Dislocation de l’Ukraine enclenchée: le pays vendra ses biens publics avec 60% de rabais

Il y avait la Grèce qui s’est retrouvée démantelée par la finance, les ports et les iles vendus au plus offrant pour engraisser toujours plus le cochon de la Troïka, voilà maintenant le tour de l’Ukraine, et ce que cela va régler réellement? Pas grand chose, puisque le but n’est pas de régler la situation, mais d’assécher au maximum l’économie des pays, et donc les habitants de ces pays.

Pour savoir qui va profiter de cette dislocation, et de la vente au rabais des biens publics, pas réellement besoin de faire de longues analyses, il est à parier que ceux qui ont provoqué la guerre civile en Ukraine risquent de profiter de ces soldes… Ou pas.

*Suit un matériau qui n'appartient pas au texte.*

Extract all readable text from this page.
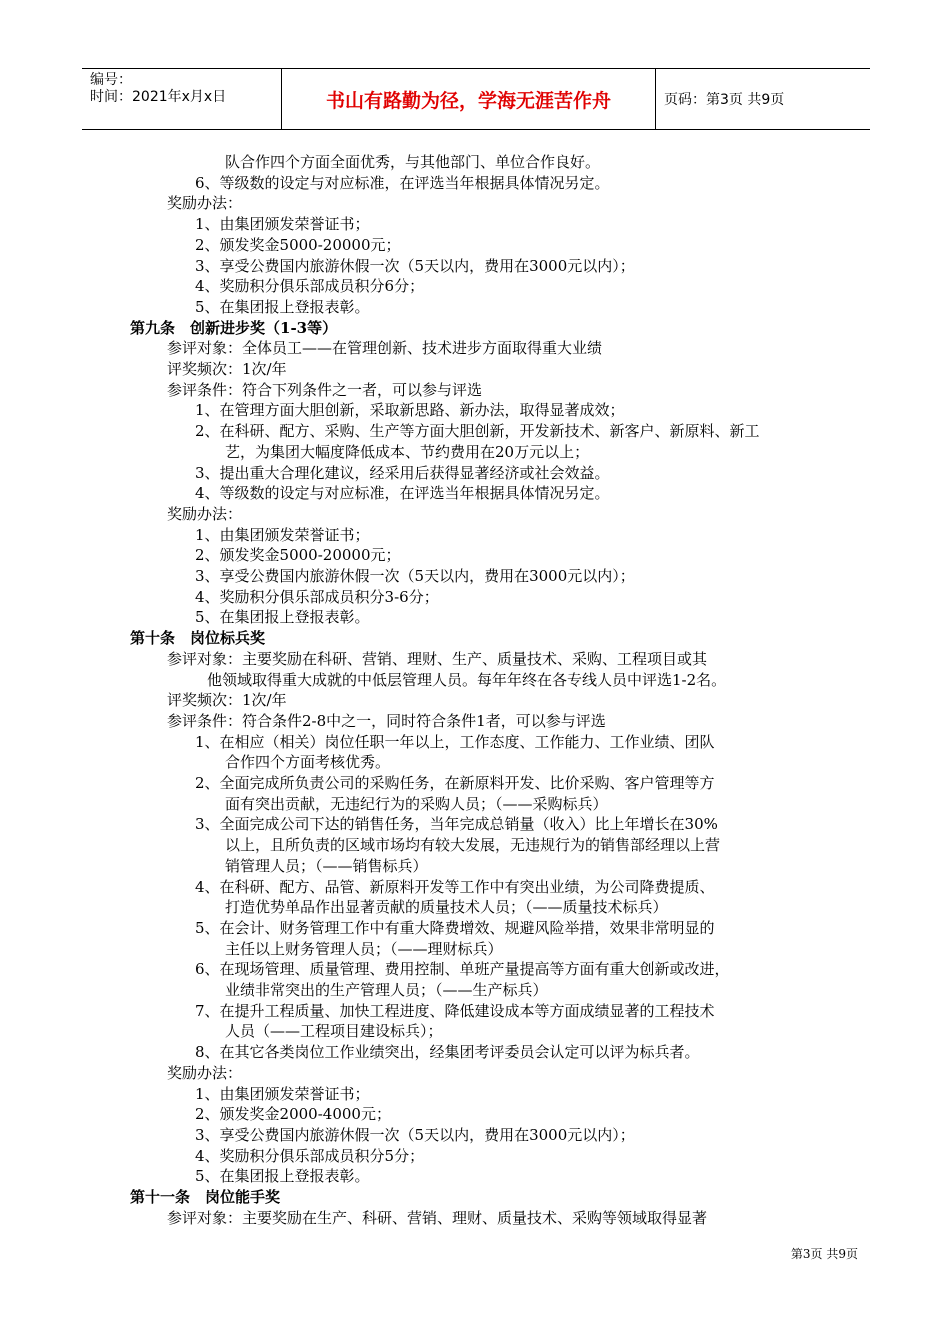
编号：
时间：2021年x月x日	书山有路勤为径，学海无涯苦作舟	页码：第3页 共9页
队合作四个方面全面优秀，与其他部门、单位合作良好。
6、等级数的设定与对应标准，在评选当年根据具体情况另定。
奖励办法：
1、由集团颁发荣誉证书；
2、颁发奖金5000-20000元；
3、享受公费国内旅游休假一次（5天以内，费用在3000元以内）；
4、奖励积分俱乐部成员积分6分；
5、在集团报上登报表彰。
第九条　创新进步奖（1-3等）
参评对象：全体员工——在管理创新、技术进步方面取得重大业绩
评奖频次：1次/年
参评条件：符合下列条件之一者，可以参与评选
1、在管理方面大胆创新，采取新思路、新办法，取得显著成效；
2、在科研、配方、采购、生产等方面大胆创新，开发新技术、新客户、新原料、新工
艺，为集团大幅度降低成本、节约费用在20万元以上；
3、提出重大合理化建议，经采用后获得显著经济或社会效益。
4、等级数的设定与对应标准，在评选当年根据具体情况另定。
奖励办法：
1、由集团颁发荣誉证书；
2、颁发奖金5000-20000元；
3、享受公费国内旅游休假一次（5天以内，费用在3000元以内）；
4、奖励积分俱乐部成员积分3-6分；
5、在集团报上登报表彰。
第十条　岗位标兵奖
参评对象：主要奖励在科研、营销、理财、生产、质量技术、采购、工程项目或其
他领域取得重大成就的中低层管理人员。每年年终在各专线人员中评选1-2名。
评奖频次：1次/年
参评条件：符合条件2-8中之一，同时符合条件1者，可以参与评选
1、在相应（相关）岗位任职一年以上，工作态度、工作能力、工作业绩、团队
合作四个方面考核优秀。
2、全面完成所负责公司的采购任务，在新原料开发、比价采购、客户管理等方
面有突出贡献，无违纪行为的采购人员；（——采购标兵）
3、全面完成公司下达的销售任务，当年完成总销量（收入）比上年增长在30%
以上，且所负责的区域市场均有较大发展，无违规行为的销售部经理以上营
销管理人员；（——销售标兵）
4、在科研、配方、品管、新原料开发等工作中有突出业绩，为公司降费提质、
打造优势单品作出显著贡献的质量技术人员；（——质量技术标兵）
5、在会计、财务管理工作中有重大降费增效、规避风险举措，效果非常明显的
主任以上财务管理人员；（——理财标兵）
6、在现场管理、质量管理、费用控制、单班产量提高等方面有重大创新或改进，
业绩非常突出的生产管理人员；（——生产标兵）
7、在提升工程质量、加快工程进度、降低建设成本等方面成绩显著的工程技术
人员（——工程项目建设标兵）；
8、在其它各类岗位工作业绩突出，经集团考评委员会认定可以评为标兵者。
奖励办法：
1、由集团颁发荣誉证书；
2、颁发奖金2000-4000元；
3、享受公费国内旅游休假一次（5天以内，费用在3000元以内）；
4、奖励积分俱乐部成员积分5分；
5、在集团报上登报表彰。
第十一条　岗位能手奖
参评对象：主要奖励在生产、科研、营销、理财、质量技术、采购等领域取得显著
第3页 共9页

Et cela ne se limite pas à cela, il y a également des privatisations qui sont enclenchées, une spécialité américaine qui pousse l’ensemble des pays dans ce sens pour pouvoir s’imposer et maximiser les profits, que croyez-vous qu’il s’est passé en France avec les fleurons du pays? La même chose, cela s’appelle « l’accord TISA« .

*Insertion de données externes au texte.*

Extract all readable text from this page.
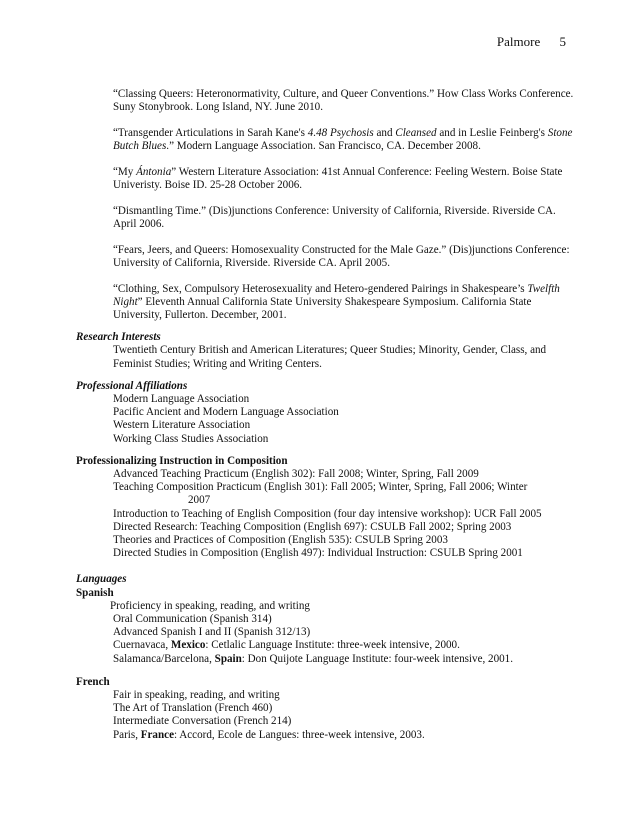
Palmore 5
“Classing Queers: Heteronormativity, Culture, and Queer Conventions.” How Class Works Conference. Suny Stonybrook. Long Island, NY. June 2010.
“Transgender Articulations in Sarah Kane's 4.48 Psychosis and Cleansed and in Leslie Feinberg's Stone Butch Blues.” Modern Language Association. San Francisco, CA. December 2008.
“My Ántonia” Western Literature Association: 41st Annual Conference: Feeling Western. Boise State Univeristy. Boise ID. 25-28 October 2006.
“Dismantling Time.” (Dis)junctions Conference: University of California, Riverside. Riverside CA. April 2006.
“Fears, Jeers, and Queers: Homosexuality Constructed for the Male Gaze.” (Dis)junctions Conference: University of California, Riverside. Riverside CA. April 2005.
“Clothing, Sex, Compulsory Heterosexuality and Hetero-gendered Pairings in Shakespeare’s Twelfth Night” Eleventh Annual California State University Shakespeare Symposium. California State University, Fullerton. December, 2001.
Research Interests
Twentieth Century British and American Literatures; Queer Studies; Minority, Gender, Class, and Feminist Studies; Writing and Writing Centers.
Professional Affiliations
Modern Language Association
Pacific Ancient and Modern Language Association
Western Literature Association
Working Class Studies Association
Professionalizing Instruction in Composition
Advanced Teaching Practicum (English 302): Fall 2008; Winter, Spring, Fall 2009
Teaching Composition Practicum (English 301): Fall 2005; Winter, Spring, Fall 2006; Winter
2007
Introduction to Teaching of English Composition (four day intensive workshop): UCR Fall 2005
Directed Research: Teaching Composition (English 697): CSULB Fall 2002; Spring 2003
Theories and Practices of Composition (English 535): CSULB Spring 2003
Directed Studies in Composition (English 497): Individual Instruction: CSULB Spring 2001
Languages
Spanish
Proficiency in speaking, reading, and writing
Oral Communication (Spanish 314)
Advanced Spanish I and II (Spanish 312/13)
Cuernavaca, Mexico: Cetlalic Language Institute: three-week intensive, 2000.
Salamanca/Barcelona, Spain: Don Quijote Language Institute: four-week intensive, 2001.
French
Fair in speaking, reading, and writing
The Art of Translation (French 460)
Intermediate Conversation (French 214)
Paris, France: Accord, Ecole de Langues: three-week intensive, 2003.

ukraine-signed-an-economic-trade-pact-with-the-european-unionIllustration de 2014 qui reste malheureusement d’actualité…

Faute d’acheteurs, l’Ukraine a décidé de réduire substantiellement le prix de ces biens publics mis aux enchères

Le Fonds des biens publics de l’Ukraine (FGIU) tiendra entre le 15 et le 18 mars une vente aux enchères des blocs d’actions de certaines entreprises d’Etat avec 60% de rabais, a annoncé le Fonds dans un communiqué.

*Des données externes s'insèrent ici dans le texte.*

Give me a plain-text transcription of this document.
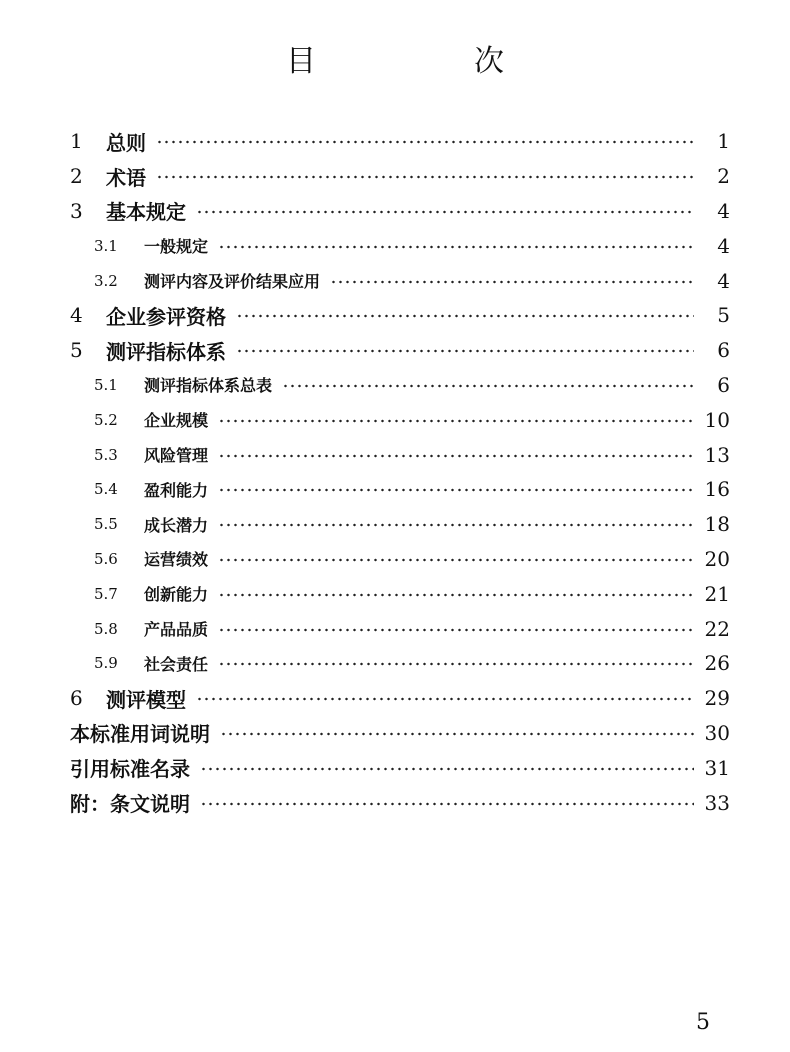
目　次
1	总则	1
2	术语	2
3	基本规定	4
3.1	一般规定	4
3.2	测评内容及评价结果应用	4
4	企业参评资格	5
5	测评指标体系	6
5.1	测评指标体系总表	6
5.2	企业规模	10
5.3	风险管理	13
5.4	盈利能力	16
5.5	成长潜力	18
5.6	运营绩效	20
5.7	创新能力	21
5.8	产品品质	22
5.9	社会责任	26
6	测评模型	29
本标准用词说明	30
引用标准名录	31
附：条文说明	33
5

« Tous ces blocs d’actions ont été mis en vente plus de 10 fois sans trouver preneur », lit-on dans le communiqué. Dans ce contexte, 22 blocs sont offerts avec 60% de rabais et neuf avec 50% de rabais. Les trois autres seront également mis aux enchères à des prix de faveur.

« La semaine dernière, ces lots ont déjà été offerts avec 50% et 30% de rabais respectivement, mais les ventes n’ont pas eu lieu faute d’acheteurs », affirme le Fonds des biens publics.

Parmi les blocs à privatiser figurent 9,6% des actions de l’Usine de construction navale de la mer Noire, 37,6% des actions de la Société houillère de Lvov et 24,9% des actions de la société anonyme à capitaux publics Loutsenko.

Ukraine: Paris prêt à participer à la privatisation des biens publics
Le 10 mars, la présidente de la Banque nationale d’Ukraine, Valeria Gontareva, a évalué les futures recettes budgétaires provenant de la privatisation de ces biens publics à un milliard de dollars (environ 897 millions d’euros). Selon elle, si l’Ukraine effectue les réformes nécessaires et parvient à privatiser ses biens publics, elle disposera d’ici trois ans de réserves suffisantes pour stabiliser son système financier.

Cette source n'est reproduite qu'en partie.